Personally, (I only have a very peripheral involvement in providing care in these cases, and no influence on the decision making) these are in no way easy and lightly made decisions. I think these situations are each in themselves so individual, deeply difficult and very often painful and tragic for the women and their families faced with making choices. I can understand why someone with the condition concerned might feel very strongly about the situation but cannot see how this can be imposed over the decision making of the mother who has to take the either risks of childbearing or its termination, and consider the welfare of both the pregnancy she carries and her whole family.

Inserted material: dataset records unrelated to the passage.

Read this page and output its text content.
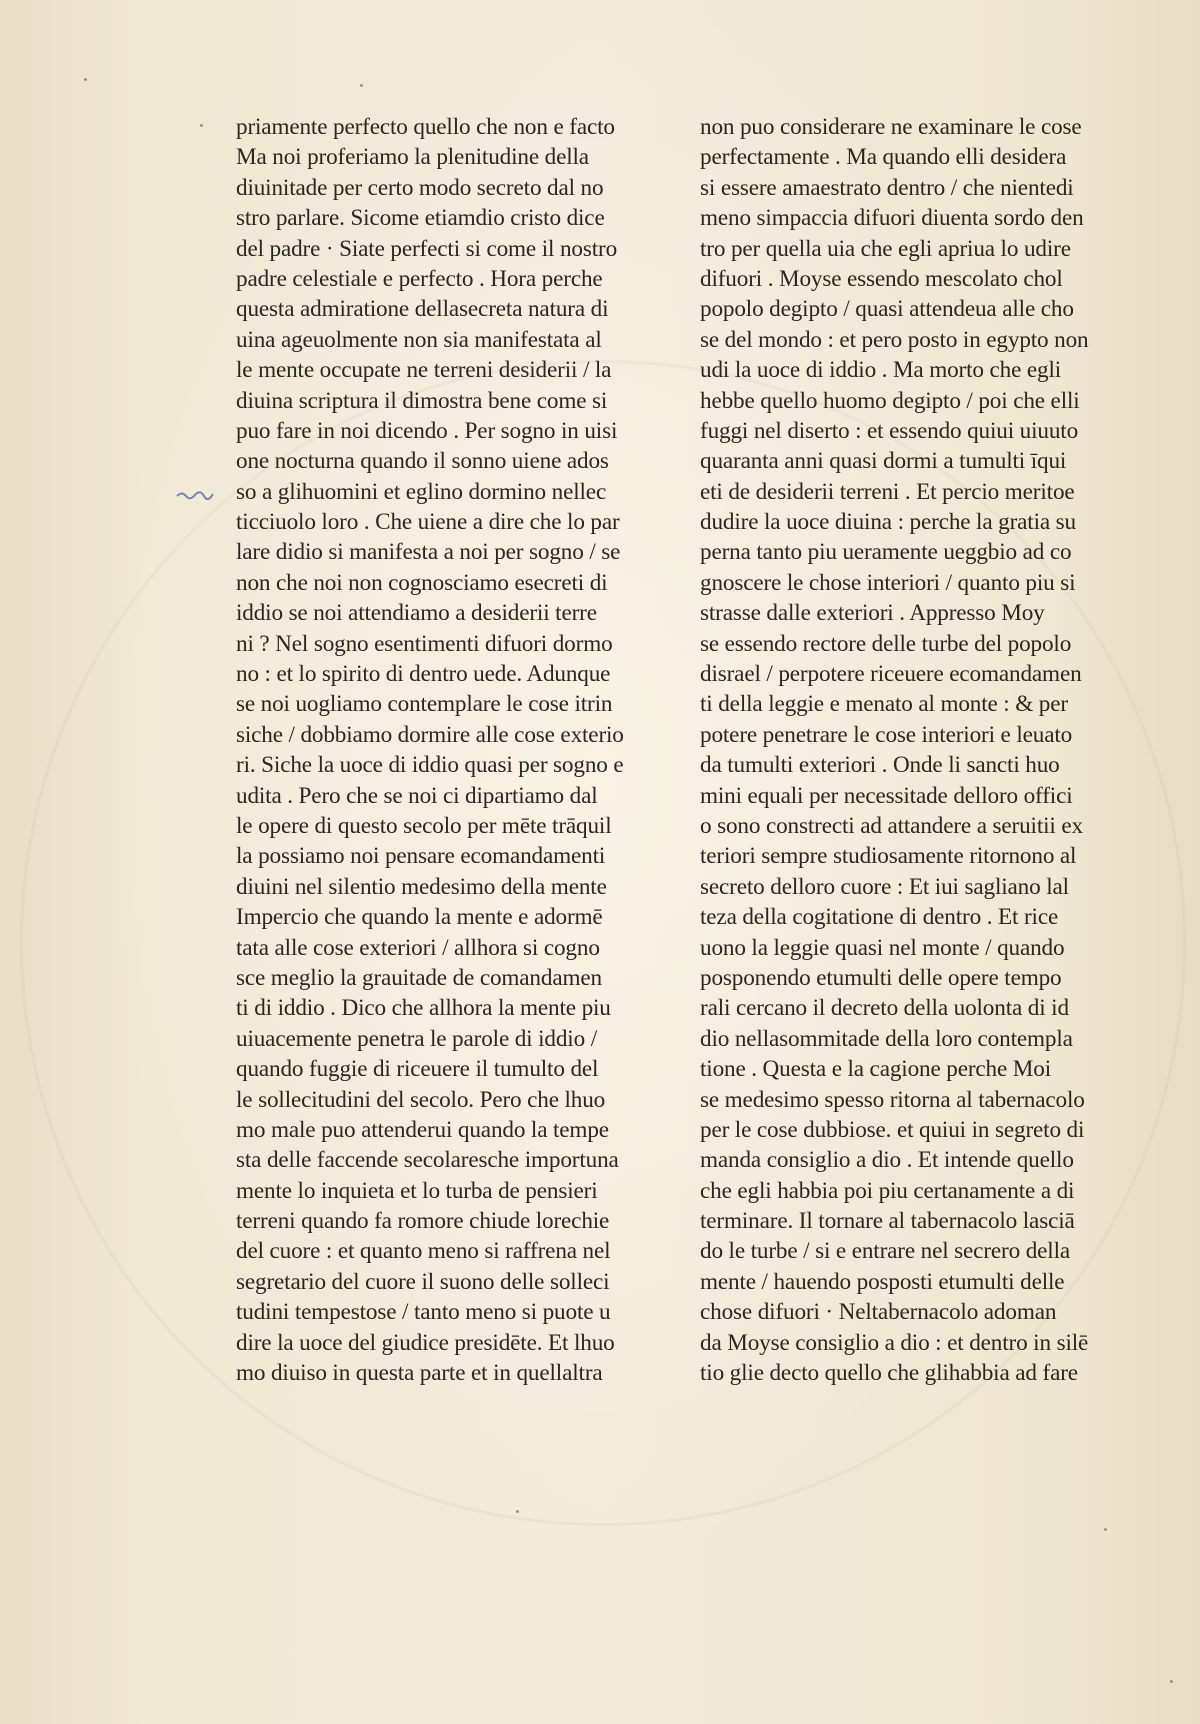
priamente perfecto quello che non e facto
Ma noi proferiamo la plenitudine della
diuinitade per certo modo secreto dal no
stro parlare. Sicome etiamdio cristo dice
del padre · Siate perfecti si come il nostro
padre celestiale e perfecto . Hora perche
questa admiratione dellasecreta natura di
uina ageuolmente non sia manifestata al
le mente occupate ne terreni desiderii / la
diuina scriptura il dimostra bene come si
puo fare in noi dicendo . Per sogno in uisi
one nocturna quando il sonno uiene ados
so a glihuomini et eglino dormino nellec
ticciuolo loro . Che uiene a dire che lo par
lare didio si manifesta a noi per sogno / se
non che noi non cognosciamo esecreti di
iddio se noi attendiamo a desiderii terre
ni ? Nel sogno esentimenti difuori dormo
no : et lo spirito di dentro uede. Adunque
se noi uogliamo contemplare le cose itrin
siche / dobbiamo dormire alle cose exterio
ri. Siche la uoce di iddio quasi per sogno e
udita . Pero che se noi ci dipartiamo dal
le opere di questo secolo per mēte trāquil
la possiamo noi pensare ecomandamenti
diuini nel silentio medesimo della mente
Impercio che quando la mente e adormē
tata alle cose exteriori / allhora si cogno
sce meglio la grauitade de comandamen
ti di iddio . Dico che allhora la mente piu
uiuacemente penetra le parole di iddio /
quando fuggie di riceuere il tumulto del
le sollecitudini del secolo. Pero che lhuo
mo male puo attenderui quando la tempe
sta delle faccende secolaresche importuna
mente lo inquieta et lo turba de pensieri
terreni quando fa romore chiude lorechie
del cuore : et quanto meno si raffrena nel
segretario del cuore il suono delle solleci
tudini tempestose / tanto meno si puote u
dire la uoce del giudice presidēte. Et lhuo
mo diuiso in questa parte et in quellaltra
non puo considerare ne examinare le cose
perfectamente . Ma quando elli desidera
si essere amaestrato dentro / che nientedi
meno simpaccia difuori diuenta sordo den
tro per quella uia che egli apriua lo udire
difuori . Moyse essendo mescolato chol
popolo degipto / quasi attendeua alle cho
se del mondo : et pero posto in egypto non
udi la uoce di iddio . Ma morto che egli
hebbe quello huomo degipto / poi che elli
fuggi nel diserto : et essendo quiui uiuuto
quaranta anni quasi dormi a tumulti īqui
eti de desiderii terreni . Et percio meritoe
dudire la uoce diuina : perche la gratia su
perna tanto piu ueramente ueggbio ad co
gnoscere le chose interiori / quanto piu si
strasse dalle exteriori . Appresso Moy
se essendo rectore delle turbe del popolo
disrael / perpotere riceuere ecomandamen
ti della leggie e menato al monte : & per
potere penetrare le cose interiori e leuato
da tumulti exteriori . Onde li sancti huo
mini equali per necessitade delloro offici
o sono constrecti ad attandere a seruitii ex
teriori sempre studiosamente ritornono al
secreto delloro cuore : Et iui sagliano lal
teza della cogitatione di dentro . Et rice
uono la leggie quasi nel monte / quando
posponendo etumulti delle opere tempo
rali cercano il decreto della uolonta di id
dio nellasommitade della loro contempla
tione . Questa e la cagione perche Moi
se medesimo spesso ritorna al tabernacolo
per le cose dubbiose. et quiui in segreto di
manda consiglio a dio . Et intende quello
che egli habbia poi piu certanamente a di
terminare. Il tornare al tabernacolo lasciā
do le turbe / si e entrare nel secrero della
mente / hauendo posposti etumulti delle
chose difuori · Neltabernacolo adoman
da Moyse consiglio a dio : et dentro in silē
tio glie decto quello che glihabbia ad fare
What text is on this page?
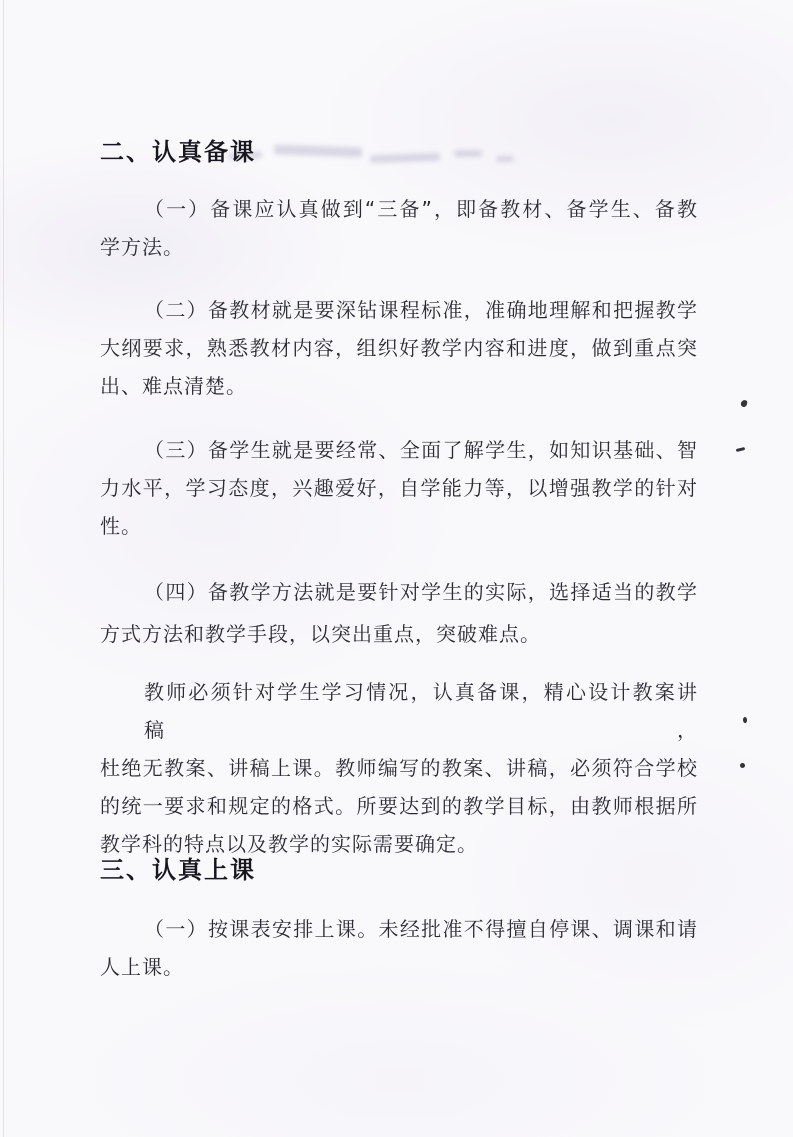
二、认真备课
（一）备课应认真做到“三备”，即备教材、备学生、备教
学方法。
（二）备教材就是要深钻课程标准，准确地理解和把握教学
大纲要求，熟悉教材内容，组织好教学内容和进度，做到重点突
出、难点清楚。
（三）备学生就是要经常、全面了解学生，如知识基础、智
力水平，学习态度，兴趣爱好，自学能力等，以增强教学的针对
性。
（四）备教学方法就是要针对学生的实际，选择适当的教学
方式方法和教学手段，以突出重点，突破难点。
教师必须针对学生学习情况，认真备课，精心设计教案讲稿，
杜绝无教案、讲稿上课。教师编写的教案、讲稿，必须符合学校
的统一要求和规定的格式。所要达到的教学目标，由教师根据所
教学科的特点以及教学的实际需要确定。
三、认真上课
（一）按课表安排上课。未经批准不得擅自停课、调课和请
人上课。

Im pretty sure there are many women here on mumsnet who have had to make these sorts of decisions. I've known women who have made all sorts of choices in these situations - from some who have chosen late terminations and others who have chosen to continue with a pregnancy with an idea of the potential severity of disabilities of their child. I've known some women choose to continue a pregnancy knowing they are carrying a child who would not survive outside the womb. I can never judge any of these women or second guess what I would have done in their situations and think the law needs to keep provision that each of these difficult cases can be negotiated by a woman and her doctors without influence from lobbying groups, no matter how sincere and motivated they are.